What about a circular structure? Directory structures can't be circular-a directory can't be within one of its descendants or within itself... or can it? What about shortcuts (on Windows) or symbolic links (on UNIX)? If there's a shortcut in d1's directory tree that points back to d1, should applyToCommonFiles keep descending forever? The answer could lead to one or more new test ideas:

  • d1 is circular because of shortcuts or symbolic links
  • d2 is circular because of shortcuts or symbolic links

Depending on the correct behavior, there may be more test ideas than that.

Finally, what about depth greater than one? Earlier test ideas will ensure that we test descending into one level of subdirectory, but we should check that applyToCommonFiles keeps descending:

  • descends through several levels (>1) of d1's subdirectories
  • descends through several levels (>1) of d2's subdirectories

Creating and Maintaining Your Own Test-Ideas Catalog

As mentioned previously, the generic catalog won't contain all of the test ideas you need. But domain-specific catalogs haven't been published outside of the companies that created them. If you want them, you'll need to build them. Here's some advice.

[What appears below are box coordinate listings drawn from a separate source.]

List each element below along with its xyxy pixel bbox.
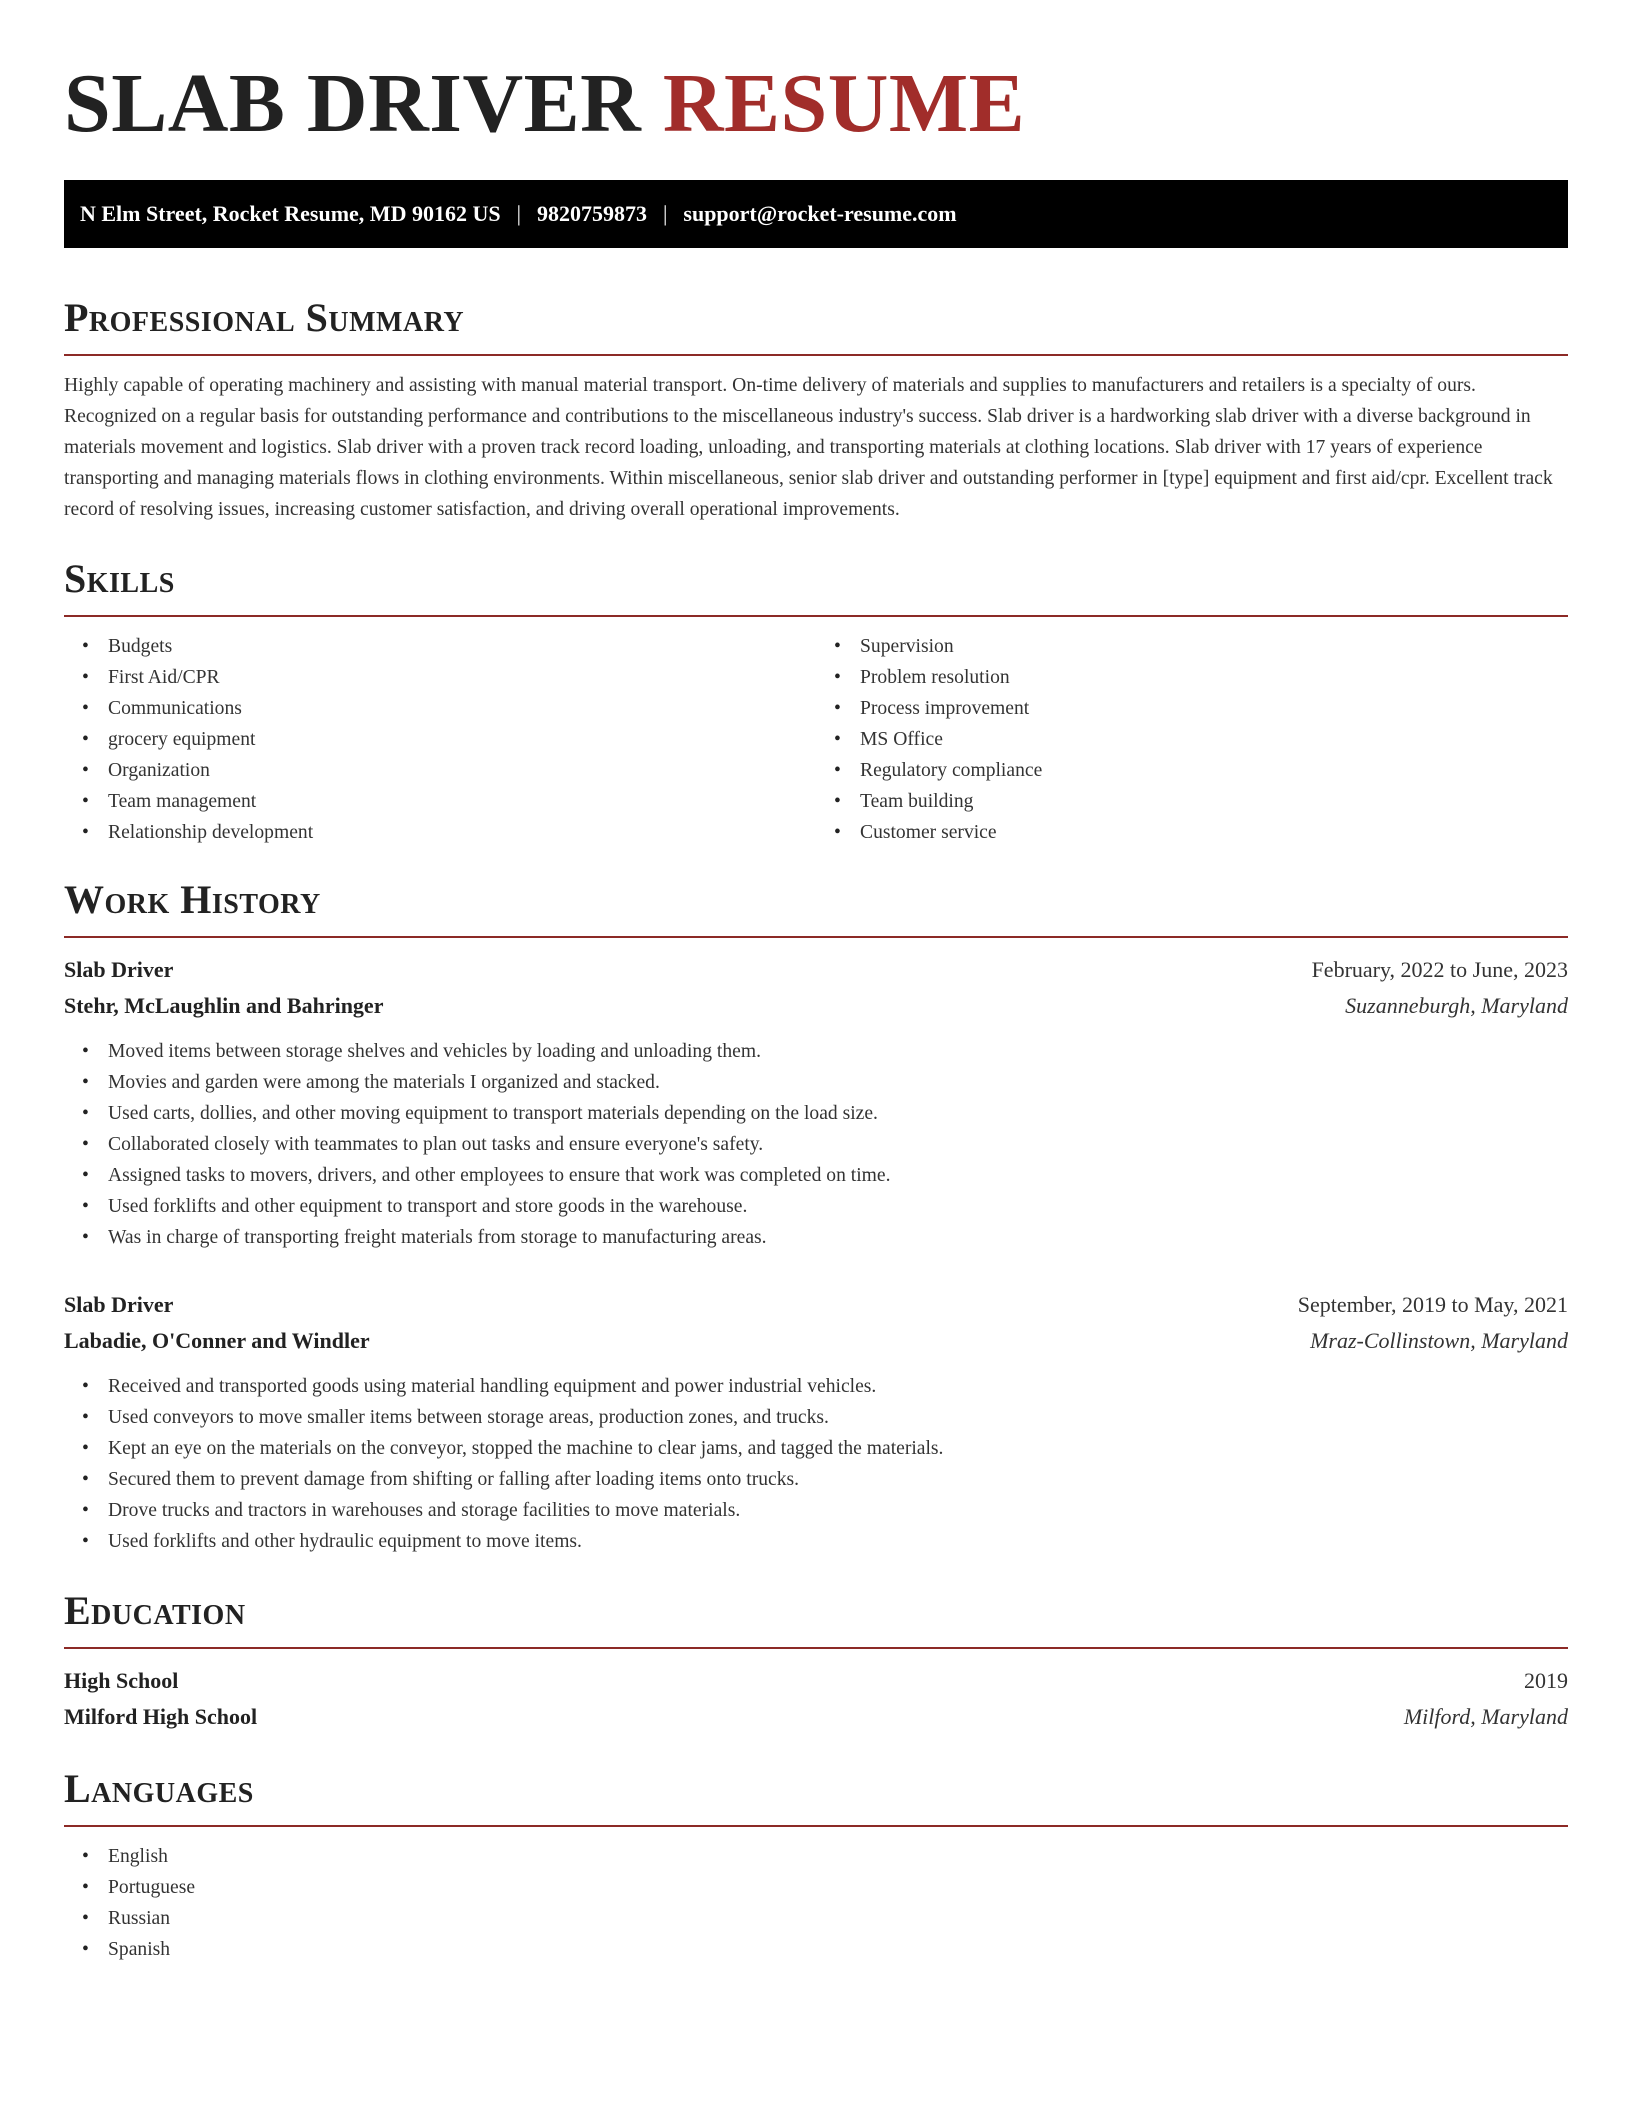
resume-title <box>64 56 1568 152</box>
skill-item: • Process improvement <box>860 693 1568 724</box>
skill-item: • Organization <box>108 755 816 786</box>
language-item: • Russian <box>108 1903 1568 1934</box>
job-title: Slab Driver <box>64 1292 174 1317</box>
job-dates: September, 2019 to May, 2021 <box>1297 1292 1568 1317</box>
education-degree: High School <box>64 1668 179 1693</box>
education-school: Milford High School <box>64 1704 258 1729</box>
language-item: • Spanish <box>108 1934 1568 1965</box>
summary-heading: Professional Summary <box>64 295 465 340</box>
job-location: Mraz-Collinstown, Maryland <box>1310 1328 1568 1353</box>
section-divider <box>64 1825 1568 1827</box>
job-entry <box>64 1287 1568 1557</box>
education-heading: Education <box>64 1588 246 1633</box>
contact-phone: 9820759873 <box>536 201 647 226</box>
languages-section <box>64 1765 1568 1965</box>
job-bullet: • Movies and garden were among the materials I organized and stacked. <box>108 1067 1568 1098</box>
skill-item: • Relationship development <box>108 817 816 848</box>
job-title: Slab Driver <box>64 957 174 982</box>
skill-item: • Team building <box>860 786 1568 817</box>
job-bullet: • Used conveyors to move smaller items between storage areas, production zones, and trucks. <box>108 1402 1568 1433</box>
job-bullet: • Assigned tasks to movers, drivers, and other employees to ensure that work was completed on time. <box>108 1160 1568 1191</box>
skill-item: • Team management <box>108 786 816 817</box>
job-bullet: • Was in charge of transporting freight materials from storage to manufacturing areas. <box>108 1222 1568 1253</box>
education-year: 2019 <box>1524 1668 1568 1693</box>
education-section <box>64 1587 1568 1735</box>
section-divider <box>64 936 1568 938</box>
education-location: Milford, Maryland <box>1403 1704 1568 1729</box>
section-divider <box>64 1647 1568 1649</box>
job-company: Stehr, McLaughlin and Bahringer <box>64 993 384 1018</box>
languages-list <box>64 1841 1568 1965</box>
job-bullet: • Received and transported goods using material handling equipment and power industrial vehicles. <box>108 1371 1568 1402</box>
job-company: Labadie, O'Conner and Windler <box>64 1328 370 1353</box>
job-bullet: • Used forklifts and other hydraulic equipment to move items. <box>108 1526 1568 1557</box>
summary-text: Highly capable of operating machinery and assisting with manual material transport. On-time delivery of materials and supplies to manufacturers and retailers is a specialty of ours. Recognized on a regular basis for outstanding performance and contributions to the miscellaneous industry's success. Slab driver is a hardworking slab driver with a diverse background in materials movement and logistics. Slab driver with a proven track record loading, unloading, and transporting materials at clothing locations. Slab driver with 17 years of experience transporting and managing materials flows in clothing environments. Within miscellaneous, senior slab driver and outstanding performer in [type] equipment and first aid/cpr. Excellent track record of resolving issues, increasing customer satisfaction, and driving overall operational improvements. <box>64 375 1553 520</box>
contact-bar <box>64 180 1568 248</box>
job-bullet: • Secured them to prevent damage from shifting or falling after loading items onto trucks. <box>108 1464 1568 1495</box>
work-section <box>64 876 1568 1557</box>
skills-list-right <box>816 631 1568 848</box>
skill-item: • Customer service <box>860 817 1568 848</box>
contact-email: support@rocket-resume.com <box>683 201 957 226</box>
education-entry <box>64 1663 1568 1735</box>
summary-section <box>64 294 1568 525</box>
job-location: Suzanneburgh, Maryland <box>1345 993 1568 1018</box>
job-company-row <box>64 988 1568 1024</box>
job-bullets <box>64 1371 1568 1557</box>
skill-item: • grocery equipment <box>108 724 816 755</box>
education-school-row <box>64 1699 1568 1735</box>
job-header-row <box>64 952 1568 988</box>
job-bullet: • Moved items between storage shelves and vehicles by loading and unloading them. <box>108 1036 1568 1067</box>
skill-item: • Budgets <box>108 631 816 662</box>
skills-heading: Skills <box>64 556 175 601</box>
skill-item: • First Aid/CPR <box>108 662 816 693</box>
work-heading: Work History <box>64 877 321 922</box>
job-dates: February, 2022 to June, 2023 <box>1311 957 1568 982</box>
skill-item: • MS Office <box>860 724 1568 755</box>
skills-grid <box>64 617 1568 848</box>
contact-separator: | <box>662 201 668 226</box>
job-header-row <box>64 1287 1568 1323</box>
job-bullet: • Drove trucks and tractors in warehouses and storage facilities to move materials. <box>108 1495 1568 1526</box>
job-bullet: • Used forklifts and other equipment to transport and store goods in the warehouse. <box>108 1191 1568 1222</box>
language-item: • English <box>108 1841 1568 1872</box>
job-bullet: • Used carts, dollies, and other moving equipment to transport materials depending on the load size. <box>108 1098 1568 1129</box>
job-company-row <box>64 1323 1568 1359</box>
skill-item: • Communications <box>108 693 816 724</box>
job-entry <box>64 952 1568 1253</box>
skill-item: • Regulatory compliance <box>860 755 1568 786</box>
job-bullets <box>64 1036 1568 1253</box>
languages-heading: Languages <box>64 1766 254 1811</box>
section-divider <box>64 354 1568 356</box>
title-accent: RESUME <box>662 57 1026 150</box>
title-main: SLAB DRIVER <box>64 57 642 150</box>
skills-list-left <box>64 631 816 848</box>
skill-item: • Problem resolution <box>860 662 1568 693</box>
job-bullet: • Kept an eye on the materials on the conveyor, stopped the machine to clear jams, and tagged the materials. <box>108 1433 1568 1464</box>
resume-page <box>64 0 1568 1965</box>
skill-item: • Supervision <box>860 631 1568 662</box>
skills-section <box>64 555 1568 848</box>
language-item: • Portuguese <box>108 1872 1568 1903</box>
job-bullet: • Collaborated closely with teammates to plan out tasks and ensure everyone's safety. <box>108 1129 1568 1160</box>
education-header-row <box>64 1663 1568 1699</box>
contact-separator: | <box>516 201 521 226</box>
contact-address: N Elm Street, Rocket Resume, MD 90162 US <box>80 201 501 226</box>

  • Do not fill a catalog with your speculations about what ideas would be good for finding faults. Remember that each test idea you put in the catalog costs time and money:
    • your time to maintain the catalog
    • other programmers' time to think about the test idea
    • possibly other programmers' time to implement a test

    Add only ideas that have a demonstrated track record. You should be able to point to at least one actual fault that the test idea would have caught. Ideally, the fault should be one that was missed by other testing; that is, one that was reported from the field. One good way to build catalogs is to browse through your company's bug database and ask questions about how each fault could have been detected earlier.

  • It's unlikely to work if creating and maintaining a Test-Ideas Catalog is something you do in your spare time. You'll need time specifically allocated to this task, just like for any other important one. We recommend you create and maintain your Test-Ideas Catalog during Activity: Improve Test Assets.